The session ended at midnight last Friday, and the three bills were The Medical Registration (Amendment) Bill, a bill on private columbaria and a bill on fire services.
Tsang said as that was the case in the last Legislative Council session, many lawmakers were unable to make their farewell motions – when councillors traditionally expressed their feelings towards the conclusion of the session and make their last speeches – which was a pity, especially for veteran lawmakers who do not intend to run again.
However, Tsang said, while the previous session was able to pass bills that concerned the people’s livelihood, during this session, lawmakers were forced to abandon not only the farewell motion but three bills that received “widespread support” in society. Therefore, it was difficult for them to escape criticism from the public.
Tsang said that the three bills not passing did not come as a complete surprise, but it also was not an outcome that had been foreseen by the government or the majority of lawmakers. This “lose-lose” situation, he said, resulted from a series of complicated factors and cannot be simply attributed to filibustering by individual lawmakers.
“As the events develop, all relevant parties including government officials and lawmakers belonging to different parties all have different political considerations, and passing those three bills has not always been a priority. Or perhaps you could say, the bills not passing reflected the collective will of the parties; the only ones who are left feeling disappointed, remorseful or helpless are the members of the public.”

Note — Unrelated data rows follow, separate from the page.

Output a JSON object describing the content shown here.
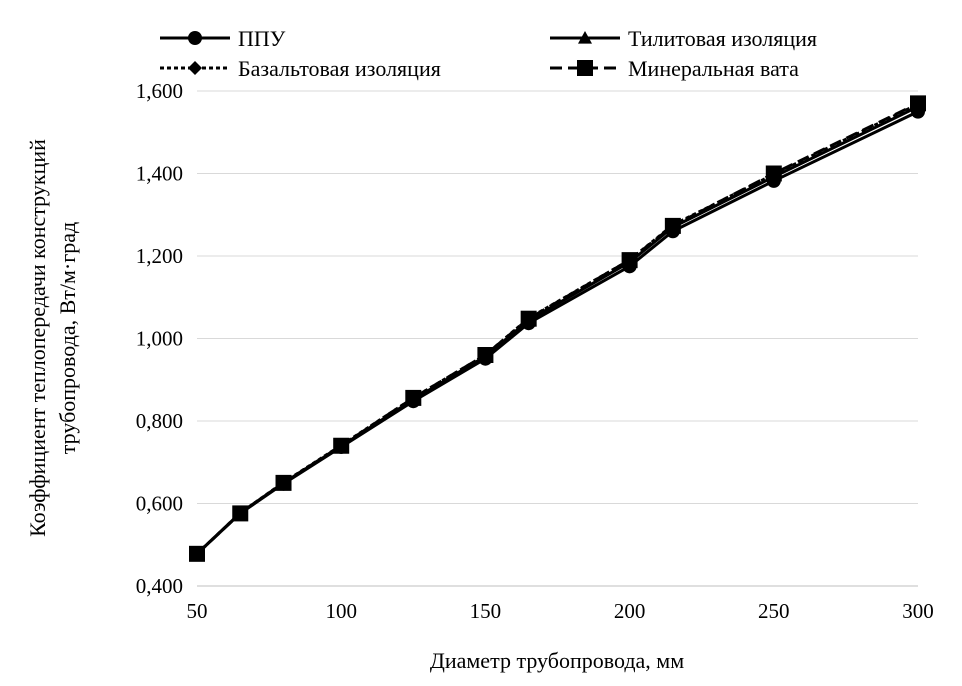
{
  "chart_data": {
    "type": "line",
    "xlabel": "Диаметр трубопровода, мм",
    "ylabel_lines": [
      "Коэффициент теплопередачи конструкций",
      "трубопровода, Вт/м·град"
    ],
    "x": [
      50,
      65,
      80,
      100,
      125,
      150,
      165,
      200,
      215,
      250,
      300
    ],
    "xlim": [
      50,
      300
    ],
    "ylim": [
      0.4,
      1.6
    ],
    "x_ticks": [
      "50",
      "100",
      "150",
      "200",
      "250",
      "300"
    ],
    "y_ticks": [
      "0,400",
      "0,600",
      "0,800",
      "1,000",
      "1,200",
      "1,400",
      "1,600"
    ],
    "grid": "horizontal",
    "legend_position": "top",
    "series": [
      {
        "name": "ППУ",
        "marker": "circle",
        "dash": "solid",
        "values": [
          0.478,
          0.576,
          0.648,
          0.737,
          0.848,
          0.951,
          1.037,
          1.175,
          1.26,
          1.382,
          1.55
        ]
      },
      {
        "name": "Тилитовая изоляция",
        "marker": "triangle",
        "dash": "solid",
        "values": [
          0.478,
          0.577,
          0.65,
          0.739,
          0.852,
          0.957,
          1.044,
          1.185,
          1.27,
          1.392,
          1.562
        ]
      },
      {
        "name": "Базальтовая изоляция",
        "marker": "diamond",
        "dash": "dotted",
        "values": [
          0.478,
          0.577,
          0.651,
          0.741,
          0.856,
          0.96,
          1.049,
          1.19,
          1.275,
          1.398,
          1.568
        ]
      },
      {
        "name": "Минеральная вата",
        "marker": "square",
        "dash": "dashed",
        "values": [
          0.478,
          0.576,
          0.65,
          0.74,
          0.856,
          0.96,
          1.048,
          1.19,
          1.273,
          1.4,
          1.57
        ]
      }
    ]
  }
}
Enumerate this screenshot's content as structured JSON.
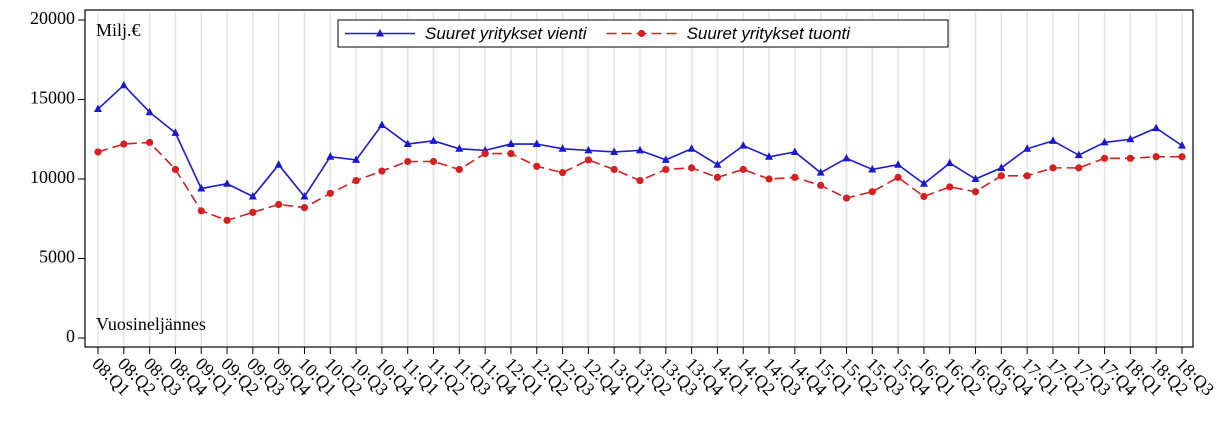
{
  "chart_data": {
    "type": "line",
    "y_annotation": "Milj.€",
    "x_annotation": "Vuosineljännes",
    "categories": [
      "08:Q1",
      "08:Q2",
      "08:Q3",
      "08:Q4",
      "09:Q1",
      "09:Q2",
      "09:Q3",
      "09:Q4",
      "10:Q1",
      "10:Q2",
      "10:Q3",
      "10:Q4",
      "11:Q1",
      "11:Q2",
      "11:Q3",
      "11:Q4",
      "12:Q1",
      "12:Q2",
      "12:Q3",
      "12:Q4",
      "13:Q1",
      "13:Q2",
      "13:Q3",
      "13:Q4",
      "14:Q1",
      "14:Q2",
      "14:Q3",
      "14:Q4",
      "15:Q1",
      "15:Q2",
      "15:Q3",
      "15:Q4",
      "16:Q1",
      "16:Q2",
      "16:Q3",
      "16:Q4",
      "17:Q1",
      "17:Q2",
      "17:Q3",
      "17:Q4",
      "18:Q1",
      "18:Q2",
      "18:Q3"
    ],
    "series": [
      {
        "name": "Suuret yritykset vienti",
        "color": "#1a1acc",
        "marker": "triangle",
        "linestyle": "solid",
        "values": [
          14400,
          15900,
          14200,
          12900,
          9400,
          9700,
          8900,
          10900,
          8900,
          11400,
          11200,
          13400,
          12200,
          12400,
          11900,
          11800,
          12200,
          12200,
          11900,
          11800,
          11700,
          11800,
          11200,
          11900,
          10900,
          12100,
          11400,
          11700,
          10400,
          11300,
          10600,
          10900,
          9700,
          11000,
          10000,
          10700,
          11900,
          12400,
          11500,
          12300,
          12500,
          13200,
          12100
        ]
      },
      {
        "name": "Suuret yritykset tuonti",
        "color": "#d42020",
        "marker": "circle",
        "linestyle": "dashed",
        "values": [
          11700,
          12200,
          12300,
          10600,
          8000,
          7400,
          7900,
          8400,
          8200,
          9100,
          9900,
          10500,
          11100,
          11100,
          10600,
          11600,
          11600,
          10800,
          10400,
          11200,
          10600,
          9900,
          10600,
          10700,
          10100,
          10600,
          10000,
          10100,
          9600,
          8800,
          9200,
          10100,
          8900,
          9500,
          9200,
          10200,
          10200,
          10700,
          10700,
          11300,
          11300,
          11400,
          11400
        ]
      }
    ],
    "ylim": [
      0,
      20000
    ],
    "yticks": [
      0,
      5000,
      10000,
      15000,
      20000
    ],
    "xgrid": true
  }
}
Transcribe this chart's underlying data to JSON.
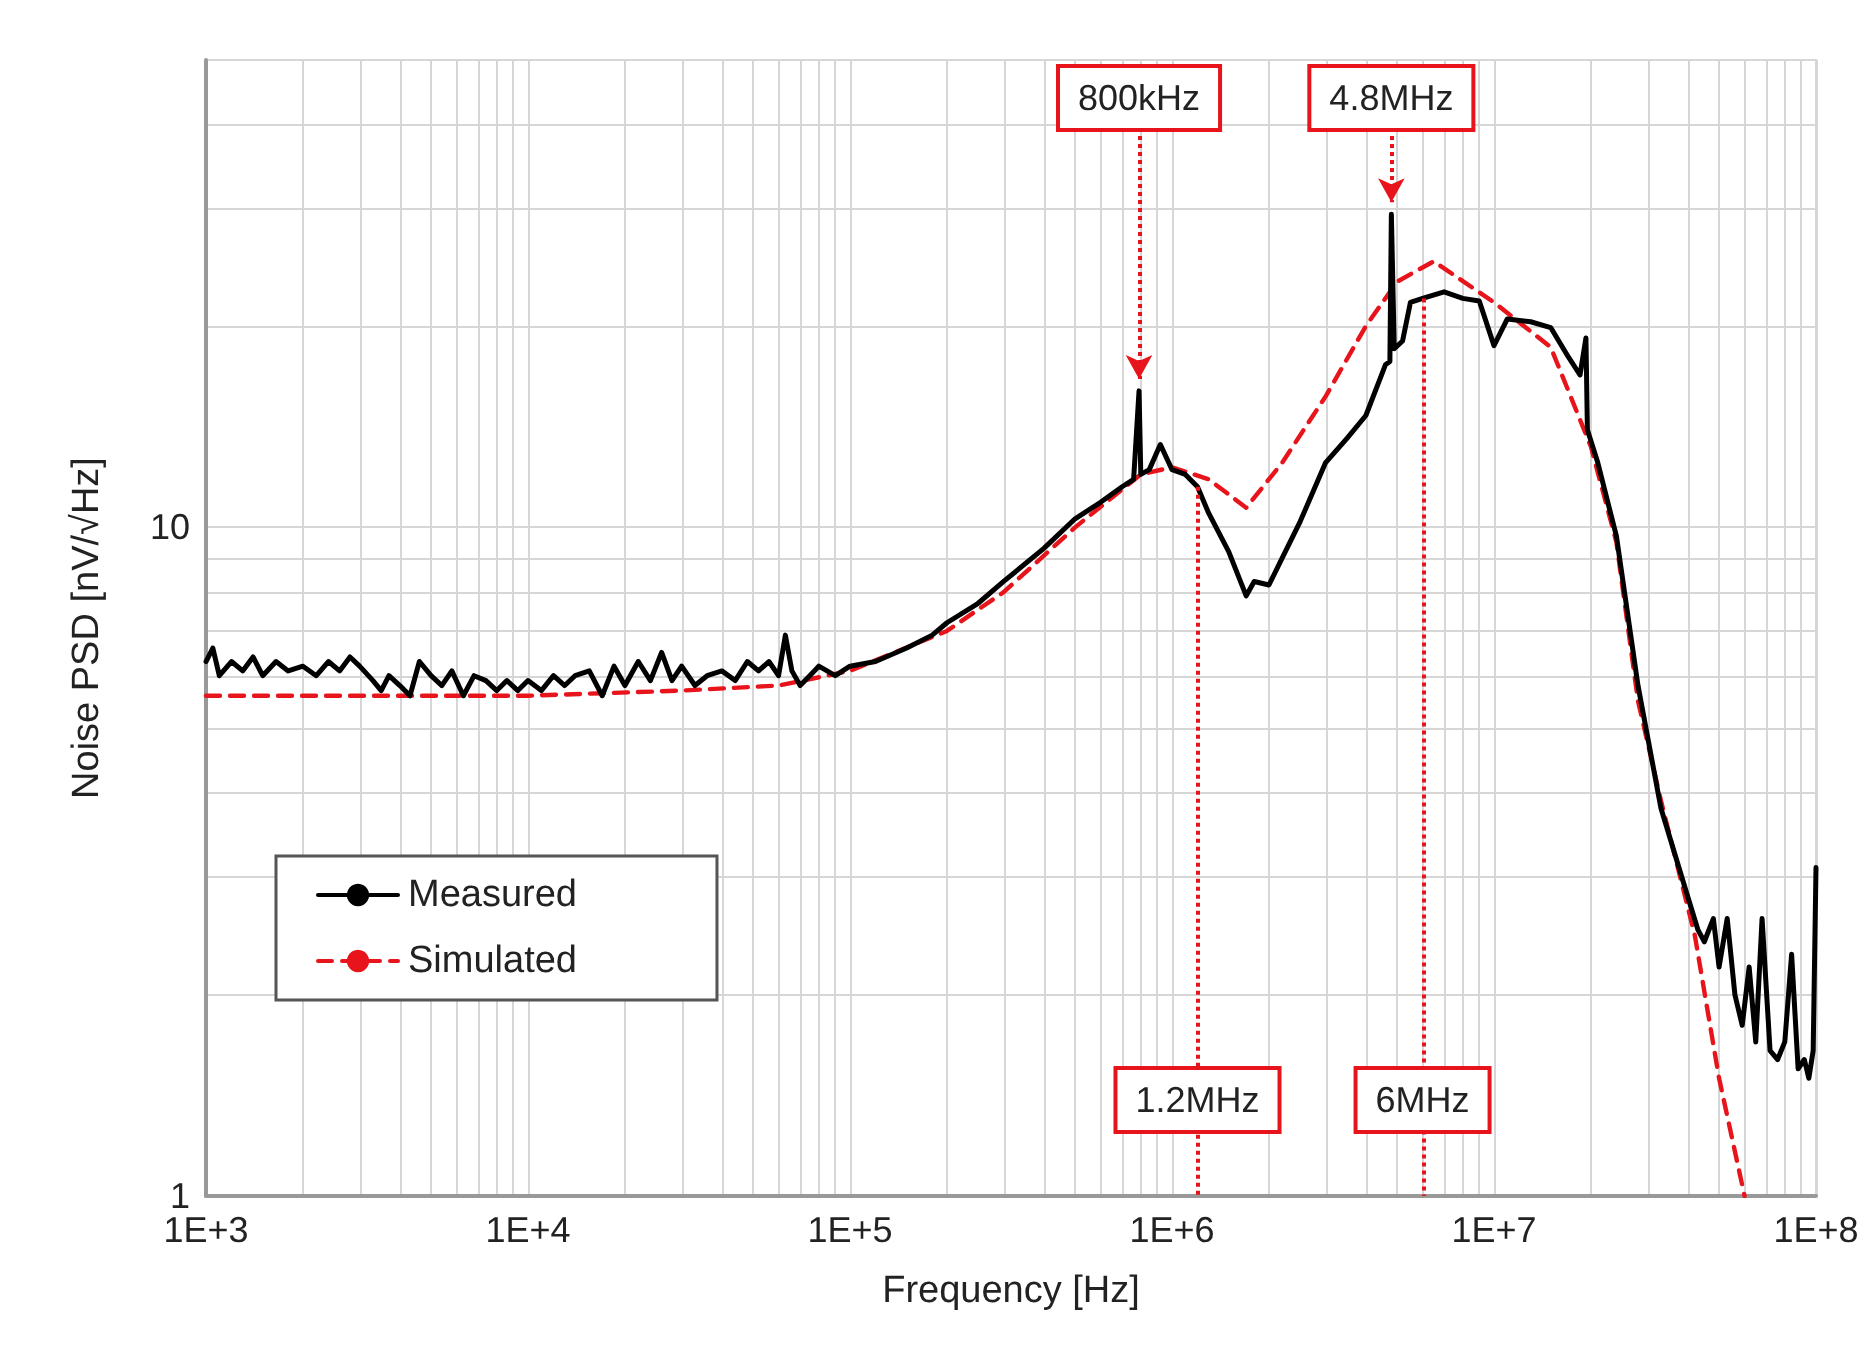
{
  "chart_data": {
    "type": "line",
    "xlabel": "Frequency [Hz]",
    "ylabel": "Noise PSD [nV/√Hz]",
    "log": "xy",
    "grid": true,
    "legend": "bottom left",
    "marker": "none",
    "xlim": [
      1000,
      100000000
    ],
    "ylim": [
      1,
      50
    ],
    "xticks": [
      {
        "value": 1000,
        "label": "1E+3"
      },
      {
        "value": 2000,
        "label": null
      },
      {
        "value": 3000,
        "label": null
      },
      {
        "value": 4000,
        "label": null
      },
      {
        "value": 5000,
        "label": null
      },
      {
        "value": 6000,
        "label": null
      },
      {
        "value": 7000,
        "label": null
      },
      {
        "value": 8000,
        "label": null
      },
      {
        "value": 9000,
        "label": null
      },
      {
        "value": 10000,
        "label": "1E+4"
      },
      {
        "value": 20000,
        "label": null
      },
      {
        "value": 30000,
        "label": null
      },
      {
        "value": 40000,
        "label": null
      },
      {
        "value": 50000,
        "label": null
      },
      {
        "value": 60000,
        "label": null
      },
      {
        "value": 70000,
        "label": null
      },
      {
        "value": 80000,
        "label": null
      },
      {
        "value": 90000,
        "label": null
      },
      {
        "value": 100000,
        "label": "1E+5"
      },
      {
        "value": 200000,
        "label": null
      },
      {
        "value": 300000,
        "label": null
      },
      {
        "value": 400000,
        "label": null
      },
      {
        "value": 500000,
        "label": null
      },
      {
        "value": 600000,
        "label": null
      },
      {
        "value": 700000,
        "label": null
      },
      {
        "value": 800000,
        "label": null
      },
      {
        "value": 900000,
        "label": null
      },
      {
        "value": 1000000,
        "label": "1E+6"
      },
      {
        "value": 2000000,
        "label": null
      },
      {
        "value": 3000000,
        "label": null
      },
      {
        "value": 4000000,
        "label": null
      },
      {
        "value": 5000000,
        "label": null
      },
      {
        "value": 6000000,
        "label": null
      },
      {
        "value": 7000000,
        "label": null
      },
      {
        "value": 8000000,
        "label": null
      },
      {
        "value": 9000000,
        "label": null
      },
      {
        "value": 10000000,
        "label": "1E+7"
      },
      {
        "value": 20000000,
        "label": null
      },
      {
        "value": 30000000,
        "label": null
      },
      {
        "value": 40000000,
        "label": null
      },
      {
        "value": 50000000,
        "label": null
      },
      {
        "value": 60000000,
        "label": null
      },
      {
        "value": 70000000,
        "label": null
      },
      {
        "value": 80000000,
        "label": null
      },
      {
        "value": 90000000,
        "label": null
      },
      {
        "value": 100000000,
        "label": "1E+8"
      }
    ],
    "yticks": [
      1,
      {
        "value": 2,
        "label": null
      },
      {
        "value": 3,
        "label": null
      },
      {
        "value": 4,
        "label": null
      },
      {
        "value": 5,
        "label": null
      },
      {
        "value": 6,
        "label": null
      },
      {
        "value": 7,
        "label": null
      },
      {
        "value": 8,
        "label": null
      },
      {
        "value": 9,
        "label": null
      },
      10,
      {
        "value": 20,
        "label": null
      },
      {
        "value": 30,
        "label": null
      },
      {
        "value": 40,
        "label": null
      }
    ],
    "series": [
      {
        "name": "Measured",
        "color": "#000000",
        "line_style": "solid",
        "x": [
          1000,
          1050,
          1100,
          1200,
          1300,
          1400,
          1500,
          1650,
          1800,
          2000,
          2200,
          2400,
          2600,
          2800,
          3000,
          3300,
          3500,
          3700,
          4000,
          4300,
          4600,
          5000,
          5400,
          5800,
          6300,
          6800,
          7400,
          8000,
          8600,
          9300,
          10000,
          11000,
          12000,
          13000,
          14000,
          15500,
          17000,
          18500,
          20000,
          22000,
          24000,
          26000,
          28000,
          30000,
          33000,
          36000,
          40000,
          44000,
          48000,
          52000,
          56000,
          60000,
          63000,
          66000,
          70000,
          75000,
          80000,
          90000,
          100000,
          120000,
          150000,
          180000,
          200000,
          250000,
          300000,
          400000,
          500000,
          600000,
          700000,
          760000,
          790000,
          800000,
          850000,
          920000,
          1000000,
          1100000,
          1200000,
          1300000,
          1500000,
          1700000,
          1800000,
          2000000,
          2200000,
          2500000,
          3000000,
          3500000,
          4000000,
          4600000,
          4750000,
          4800000,
          4900000,
          5200000,
          5500000,
          6000000,
          7000000,
          8000000,
          9000000,
          10000000,
          11000000,
          13000000,
          15000000,
          17000000,
          18500000,
          19300000,
          19500000,
          21000000,
          24000000,
          28000000,
          33000000,
          40000000,
          43000000,
          45000000,
          48000000,
          50000000,
          53000000,
          56000000,
          59000000,
          62000000,
          65000000,
          68000000,
          72000000,
          76000000,
          80000000,
          84000000,
          88000000,
          92000000,
          95000000,
          98000000,
          100000000
        ],
        "values": [
          6.3,
          6.6,
          6.0,
          6.3,
          6.1,
          6.4,
          6.0,
          6.3,
          6.1,
          6.2,
          6.0,
          6.3,
          6.1,
          6.4,
          6.2,
          5.9,
          5.7,
          6.0,
          5.8,
          5.6,
          6.3,
          6.0,
          5.8,
          6.1,
          5.6,
          6.0,
          5.9,
          5.7,
          5.9,
          5.7,
          5.9,
          5.7,
          6.0,
          5.8,
          6.0,
          6.1,
          5.6,
          6.2,
          5.8,
          6.3,
          5.9,
          6.5,
          5.9,
          6.2,
          5.8,
          6.0,
          6.1,
          5.9,
          6.3,
          6.1,
          6.3,
          6.0,
          6.9,
          6.1,
          5.8,
          6.0,
          6.2,
          6.0,
          6.2,
          6.3,
          6.6,
          6.9,
          7.2,
          7.7,
          8.3,
          9.3,
          10.3,
          10.9,
          11.5,
          11.8,
          16,
          12,
          12.2,
          13.3,
          12.2,
          12.0,
          11.5,
          10.5,
          9.2,
          7.9,
          8.3,
          8.2,
          9.0,
          10.2,
          12.5,
          13.6,
          14.7,
          17.5,
          17.7,
          29.4,
          18.5,
          19,
          21.7,
          22,
          22.5,
          22,
          21.8,
          18.7,
          20.5,
          20.3,
          19.9,
          18,
          16.9,
          19.2,
          14,
          12.5,
          9.7,
          5.8,
          3.8,
          2.8,
          2.5,
          2.4,
          2.6,
          2.2,
          2.6,
          2.0,
          1.8,
          2.2,
          1.7,
          2.6,
          1.65,
          1.6,
          1.7,
          2.3,
          1.55,
          1.6,
          1.5,
          1.65,
          3.1
        ]
      },
      {
        "name": "Simulated",
        "color": "#e8141b",
        "line_style": "dashed",
        "x": [
          1000,
          10000,
          30000,
          60000,
          100000,
          200000,
          300000,
          500000,
          800000,
          1000000,
          1300000,
          1700000,
          2200000,
          3000000,
          4000000,
          5000000,
          6500000,
          10000000,
          15000000,
          20000000,
          24000000,
          28000000,
          33000000,
          42000000,
          50000000,
          60000000
        ],
        "values": [
          5.6,
          5.6,
          5.7,
          5.8,
          6.1,
          7.0,
          8.0,
          10,
          12,
          12.3,
          11.8,
          10.7,
          12.5,
          15.7,
          20,
          23.3,
          25,
          21.7,
          18.6,
          13.2,
          9.5,
          5.5,
          3.9,
          2.46,
          1.5,
          1.0
        ]
      }
    ],
    "annotations": [
      {
        "text": "800kHz",
        "x": 790000,
        "y": 16
      },
      {
        "text": "4.8MHz",
        "x": 4800000,
        "y": 29.4
      }
    ],
    "ref_lines": [
      {
        "axis": "x",
        "value": 1200000,
        "label": "1.2MHz",
        "color": "#e8141b",
        "line_style": "dotted"
      },
      {
        "axis": "x",
        "value": 6000000,
        "label": "6MHz",
        "color": "#e8141b",
        "line_style": "dotted"
      }
    ]
  }
}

“Maybe a lot of people think that the performance of the Legislative Council is ridiculous. But if we were to count ridiculous phenomena in politics, having a couple of bills not pass in the legislature is nowhere near as ridiculous the result of the Brexit vote, or having Hillary Clinton and Donald Trump go against each other in the US elections,” Tsang said.
Tsang said last Friday that the work of the legislature over the past four years cannot be described as very satisfactory, but the majority of lawmakers have fulfilled their responsibilities under the existing system.